Jordan Douglas Krah was charged with two counts of aggravated battery and a hate crime after he spat at someone and made bigoted comments in California’s East Bay over the Christmas holiday weekend, according to the Contra Costa County District Attorney’s Office.
Krah, a Denver resident, also faces charges there for vehicular assault.
“A threat to one ethnic community is a threat to all communities,” Contra Costa County District Attorney Diana Becton said in a statement Thursday. “There is no place for hate crimes in Contra Costa County. I commend the San Ramon Police Department for their response to this incident, along with the collaborative efforts of local and Colorado law enforcement.”
If convicted, Krah could be sentenced to a maximum of 18 months in county jail.
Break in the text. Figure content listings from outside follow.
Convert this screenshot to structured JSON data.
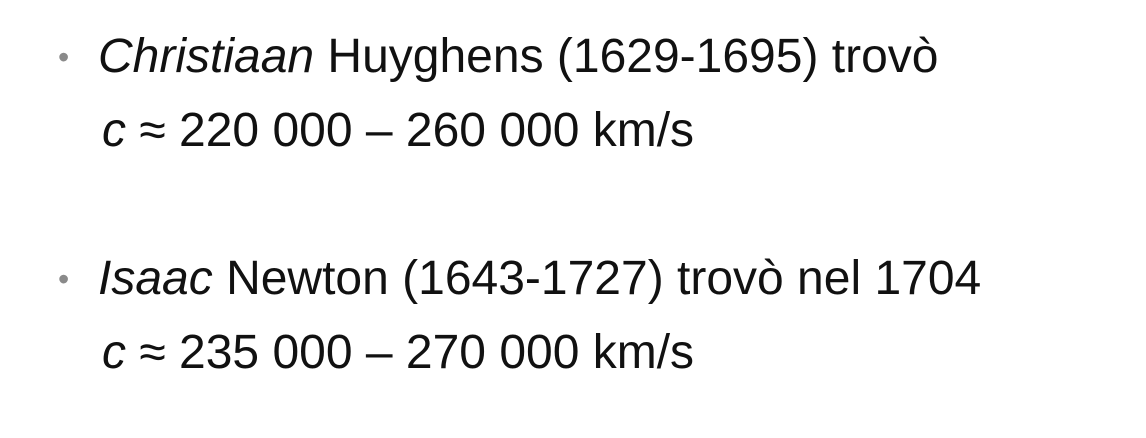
{
  "items": [
    {
      "bullet_glyph": "•",
      "italic_name": "Christiaan",
      "rest_text": " Huyghens (1629-1695) trovò",
      "value_symbol": "c",
      "value_text": " ≈ 220 000 – 260 000 km/s"
    },
    {
      "bullet_glyph": "•",
      "italic_name": "Isaac",
      "rest_text": " Newton (1643-1727) trovò nel 1704",
      "value_symbol": "c",
      "value_text": " ≈ 235 000 – 270 000 km/s"
    }
  ]
}
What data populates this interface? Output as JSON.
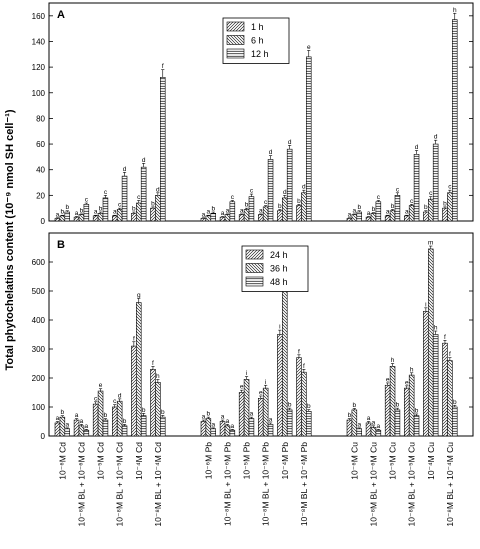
{
  "ylabel": "Total phytochelatins content (10⁻⁹ nmol SH cell⁻¹)",
  "categories": [
    "10⁻⁶M Cd",
    "10⁻⁸M BL + 10⁻⁶M Cd",
    "10⁻⁵M Cd",
    "10⁻⁸M BL + 10⁻⁵M Cd",
    "10⁻⁴M Cd",
    "10⁻⁸M BL + 10⁻⁴M Cd",
    "10⁻⁶M Pb",
    "10⁻⁸M BL + 10⁻⁶M Pb",
    "10⁻⁵M Pb",
    "10⁻⁸M BL + 10⁻⁵M Pb",
    "10⁻⁴M Pb",
    "10⁻⁸M BL + 10⁻⁴M Pb",
    "10⁻⁶M Cu",
    "10⁻⁸M BL + 10⁻⁶M Cu",
    "10⁻⁵M Cu",
    "10⁻⁸M BL + 10⁻⁵M Cu",
    "10⁻⁴M Cu",
    "10⁻⁸M BL + 10⁻⁴M Cu"
  ],
  "chart_data": [
    {
      "panel": "A",
      "type": "bar",
      "ylim": [
        0,
        170
      ],
      "yticks": [
        0,
        20,
        40,
        60,
        80,
        100,
        120,
        140,
        160
      ],
      "legend_position": "top-left",
      "series": [
        {
          "name": "1 h",
          "values": [
            2,
            3,
            4,
            4,
            6,
            10,
            2,
            3,
            5,
            5,
            8,
            12,
            2,
            3,
            4,
            4,
            7,
            10
          ],
          "errors": [
            0.5,
            0.5,
            0.5,
            0.5,
            1,
            1,
            0.5,
            0.5,
            0.5,
            0.5,
            1,
            1,
            0.5,
            0.5,
            0.5,
            0.5,
            1,
            1
          ],
          "letters": [
            "a",
            "a",
            "a",
            "a",
            "b",
            "b",
            "a",
            "a",
            "a",
            "a",
            "b",
            "b",
            "a",
            "a",
            "a",
            "a",
            "b",
            "b"
          ]
        },
        {
          "name": "6 h",
          "values": [
            4,
            5,
            6,
            9,
            14,
            20,
            4,
            5,
            9,
            11,
            18,
            22,
            5,
            6,
            8,
            12,
            17,
            22
          ],
          "errors": [
            0.5,
            0.5,
            1,
            1,
            2,
            2,
            0.5,
            0.5,
            1,
            1,
            2,
            2,
            0.5,
            0.5,
            1,
            1,
            2,
            2
          ],
          "letters": [
            "b",
            "b",
            "b",
            "c",
            "c",
            "d",
            "a",
            "a",
            "b",
            "c",
            "d",
            "d",
            "a",
            "b",
            "b",
            "c",
            "c",
            "c"
          ]
        },
        {
          "name": "12 h",
          "values": [
            7,
            13,
            18,
            35,
            42,
            112,
            6,
            15,
            19,
            48,
            56,
            128,
            7,
            15,
            20,
            52,
            60,
            157
          ],
          "errors": [
            1,
            1,
            2,
            3,
            3,
            6,
            1,
            1,
            2,
            3,
            3,
            5,
            1,
            1,
            2,
            3,
            3,
            5
          ],
          "letters": [
            "b",
            "c",
            "c",
            "d",
            "d",
            "f",
            "b",
            "c",
            "c",
            "d",
            "d",
            "e",
            "b",
            "c",
            "c",
            "d",
            "d",
            "h"
          ]
        }
      ]
    },
    {
      "panel": "B",
      "type": "bar",
      "ylim": [
        0,
        700
      ],
      "yticks": [
        0,
        100,
        200,
        300,
        400,
        500,
        600
      ],
      "legend_position": "top-center",
      "series": [
        {
          "name": "24 h",
          "values": [
            45,
            55,
            110,
            100,
            310,
            230,
            50,
            50,
            150,
            130,
            350,
            270,
            55,
            45,
            175,
            165,
            430,
            320
          ],
          "errors": [
            5,
            5,
            8,
            8,
            15,
            10,
            5,
            5,
            8,
            8,
            15,
            10,
            5,
            5,
            8,
            8,
            12,
            10
          ],
          "letters": [
            "a",
            "a",
            "c",
            "c",
            "f",
            "f",
            "a",
            "a",
            "e",
            "e",
            "i",
            "f",
            "b",
            "a",
            "e",
            "e",
            "i",
            "f"
          ]
        },
        {
          "name": "36 h",
          "values": [
            65,
            35,
            155,
            120,
            460,
            185,
            60,
            35,
            195,
            165,
            525,
            220,
            90,
            30,
            240,
            210,
            645,
            260
          ],
          "errors": [
            5,
            5,
            8,
            8,
            15,
            10,
            5,
            5,
            10,
            10,
            12,
            10,
            5,
            5,
            10,
            8,
            10,
            10
          ],
          "letters": [
            "b",
            "a",
            "e",
            "d",
            "g",
            "h",
            "b",
            "a",
            "i",
            "i",
            "k",
            "f",
            "b",
            "a",
            "h",
            "h",
            "m",
            "f"
          ]
        },
        {
          "name": "48 h",
          "values": [
            25,
            20,
            55,
            35,
            70,
            65,
            25,
            20,
            60,
            40,
            90,
            85,
            25,
            20,
            90,
            70,
            350,
            100
          ],
          "errors": [
            3,
            3,
            5,
            5,
            8,
            6,
            3,
            3,
            5,
            5,
            6,
            6,
            3,
            3,
            6,
            6,
            12,
            6
          ],
          "letters": [
            "a",
            "a",
            "b",
            "b",
            "b",
            "b",
            "a",
            "a",
            "a",
            "a",
            "b",
            "b",
            "a",
            "a",
            "b",
            "b",
            "h",
            "b"
          ]
        }
      ]
    }
  ]
}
Krah was arrested Monday by San Ramon police on two hate crime charges for making racist and homophobic comments toward two college students on Dec. 24. He was held at the Martinez Detention Facility in Martinez, California and posted bail the following day.
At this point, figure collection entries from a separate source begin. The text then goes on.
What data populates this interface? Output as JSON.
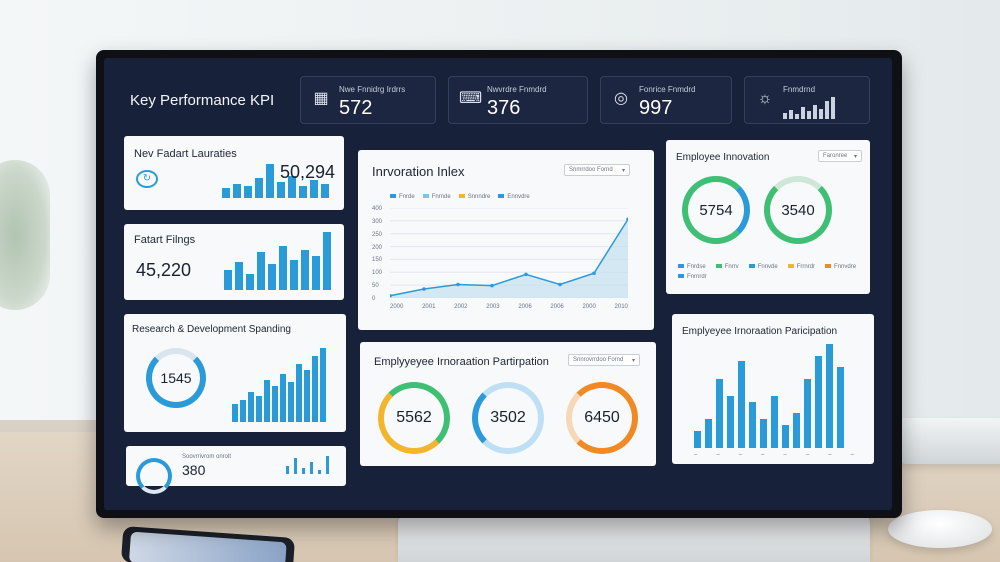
{
  "kpi_header": {
    "title": "Key Performance KPI",
    "boxes": [
      {
        "icon": "grid-icon",
        "label": "Nwe Fnnidrg Irdrrs",
        "value": "572"
      },
      {
        "icon": "chat-icon",
        "label": "Nwvrdre Fnmdrd",
        "value": "376"
      },
      {
        "icon": "target-icon",
        "label": "Fonrice Fnmdrd",
        "value": "997"
      },
      {
        "icon": "sun-icon",
        "label": "Fnmdrnd",
        "value": ""
      }
    ]
  },
  "cards": {
    "product_launches": {
      "title": "Nev Fadart Lauraties",
      "value": "50,294",
      "icon": "refresh-icon"
    },
    "patent_filings": {
      "title": "Fatart Filngs",
      "value": "45,220"
    },
    "rd_spending": {
      "title": "Research & Development Spanding",
      "ring_value": "1545"
    },
    "bottom_left": {
      "label": "Soovrrivrom onrolt",
      "value": "380"
    },
    "innovation_index": {
      "title": "Inrvoration Inlex",
      "dropdown": "Snmrrdoo Fornd",
      "legend": [
        "Fnrde",
        "Fnrnde",
        "Snnndre",
        "Ennvdre"
      ],
      "yticks": [
        "400",
        "300",
        "250",
        "200",
        "150",
        "100",
        "50",
        "0"
      ],
      "xticks": [
        "2000",
        "2001",
        "2002",
        "2003",
        "2006",
        "2006",
        "2000",
        "2010"
      ]
    },
    "employee_innovation": {
      "title": "Employee Innovation",
      "dropdown": "Faronree",
      "rings": [
        "5754",
        "3540"
      ],
      "legend": [
        "Fnrdse",
        "Fnrrv",
        "Fnnvde",
        "Frrnrdr",
        "Fnnvdre",
        "Fnrnrdr"
      ]
    },
    "employee_participation": {
      "title": "Emplyyeyee Irnoraation Partirpation",
      "dropdown": "Snnrovrrdoo Fornd",
      "rings": [
        "5562",
        "3502",
        "6450"
      ]
    },
    "employee_innovation_participation": {
      "title": "Emplyeyee Irnoraation Paricipation"
    }
  },
  "colors": {
    "bar": "#2b9ad8",
    "ring_green": "#3fbf73",
    "ring_yellow": "#f2b52e",
    "ring_orange": "#f08a24",
    "ring_blue": "#2b9ad8"
  },
  "chart_data": [
    {
      "type": "line",
      "title": "Inrvoration Inlex",
      "x": [
        "2000",
        "2001",
        "2002",
        "2003",
        "2006",
        "2006",
        "2000",
        "2010"
      ],
      "series": [
        {
          "values": [
            10,
            40,
            60,
            55,
            105,
            60,
            110,
            350
          ]
        }
      ],
      "ylim": [
        0,
        400
      ]
    },
    {
      "type": "bar",
      "title": "Emplyeyee Irnoraation Paricipation",
      "values": [
        30,
        50,
        120,
        90,
        150,
        80,
        50,
        90,
        40,
        60,
        120,
        160,
        180,
        140
      ]
    }
  ]
}
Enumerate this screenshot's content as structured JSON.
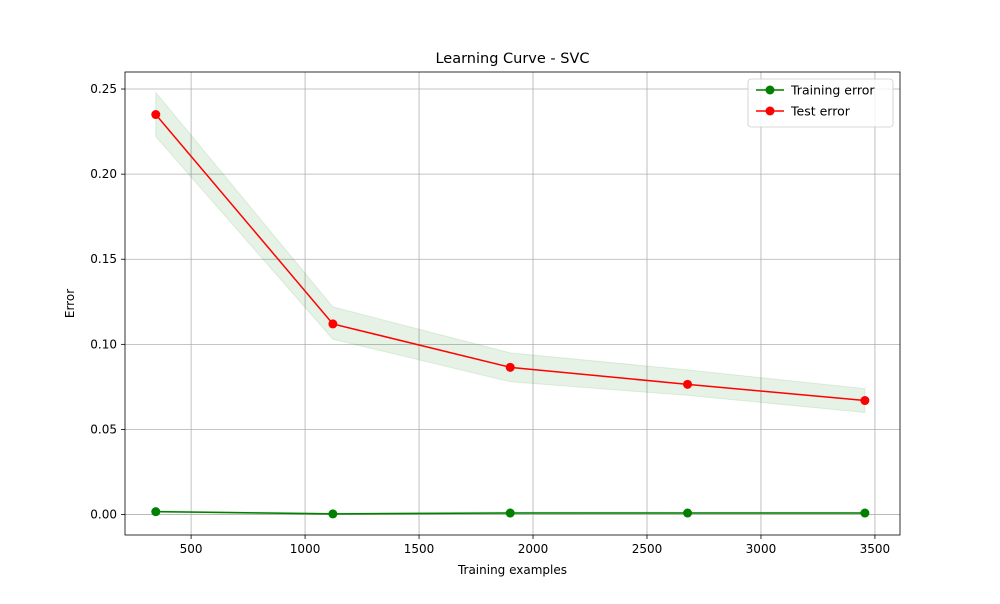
{
  "chart_data": {
    "type": "line",
    "title": "Learning Curve - SVC",
    "xlabel": "Training examples",
    "ylabel": "Error",
    "xlim": [
      210,
      3610
    ],
    "ylim": [
      -0.012,
      0.26
    ],
    "x_ticks": [
      500,
      1000,
      1500,
      2000,
      2500,
      3000,
      3500
    ],
    "y_ticks": [
      0.0,
      0.05,
      0.1,
      0.15,
      0.2,
      0.25
    ],
    "y_tick_labels": [
      "0.00",
      "0.05",
      "0.10",
      "0.15",
      "0.20",
      "0.25"
    ],
    "grid": true,
    "legend_position": "top-right",
    "x": [
      345,
      1122,
      1900,
      2678,
      3456
    ],
    "series": [
      {
        "name": "Training error",
        "color": "#008000",
        "values": [
          0.0017,
          0.0004,
          0.0009,
          0.0009,
          0.0009
        ],
        "band_lower": [
          0.0012,
          0.0,
          0.0003,
          0.0004,
          0.0004
        ],
        "band_upper": [
          0.0022,
          0.0009,
          0.0015,
          0.0014,
          0.0014
        ],
        "band_color": "#008000"
      },
      {
        "name": "Test error",
        "color": "#ff0000",
        "values": [
          0.235,
          0.112,
          0.0865,
          0.0765,
          0.067
        ],
        "band_lower": [
          0.222,
          0.103,
          0.078,
          0.07,
          0.06
        ],
        "band_upper": [
          0.248,
          0.122,
          0.095,
          0.085,
          0.074
        ],
        "band_color": "#008000"
      }
    ]
  }
}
San Ramon Police Chief Denton Carlson announced the arrest in a tweet Monday night.
“The San Ramon Police Department is committed to making sure everyone feels safe and welcome in our community. We will continue to take swift and diligent legal action against hate speech to help create an inclusive place for all to live, work and visit.” he said in a press release.
On Christmas Day, Arine Kim and her boyfriend Elliot Ha were eating at In-N-Out Burger in San Ramon when they were approached by a man who chased them away with racial slurs.
The pair were making a TikTok video trying menu items when he approached them and called them “weird homosexuals” before returning to make more bigoted remarks about their race and ethnicity.
“I personally couldn’t believe it. I didn’t believe it was real, it was so random,” Ha, who initially reacted with nervous, shocked humor, told ABC station KGO in San Francisco.
“It’s a fear response, so you’re nervous and you don’t know what to do in that situation other than laugh it off,” Kim said, adding that she was grateful for Ha’s humor at the time.
Ha said in the video that he had never experienced anything like this before. For Kim, however, it was an unfortunate reminder of the hate speech she has encountered in the past.
She told KGO that this was not the first time she had been attacked with racial slurs and slurs.
Kim said in the video that the man stared at them from outside the restaurant for a while, prompting them to be escorted to the parking lot by the fast food restaurant staff out of concern that they were being followed.
Just a few miles away in Danville, a woman named Abigail Halili said she and her family encountered similar remarks on Christmas morning.
With violence against Asian Americans on the rise across the country, advocates have launched initiatives to make the necessary changes.
“It’s the realization that it’s real and that it affects people you know, love, are close to you,” Ha told KGO. “That’s why people are looking for ways to spread awareness because it’s an issue that matters. It’s a real thing and people need to be aware of it.”
Reported anti-Asian hate crimes in the state rose an alarming 177.5% from 2020 to 2021, according to the California Department of Justice’s California Hate Crimes Report released in June. Many other incidents remain unreported.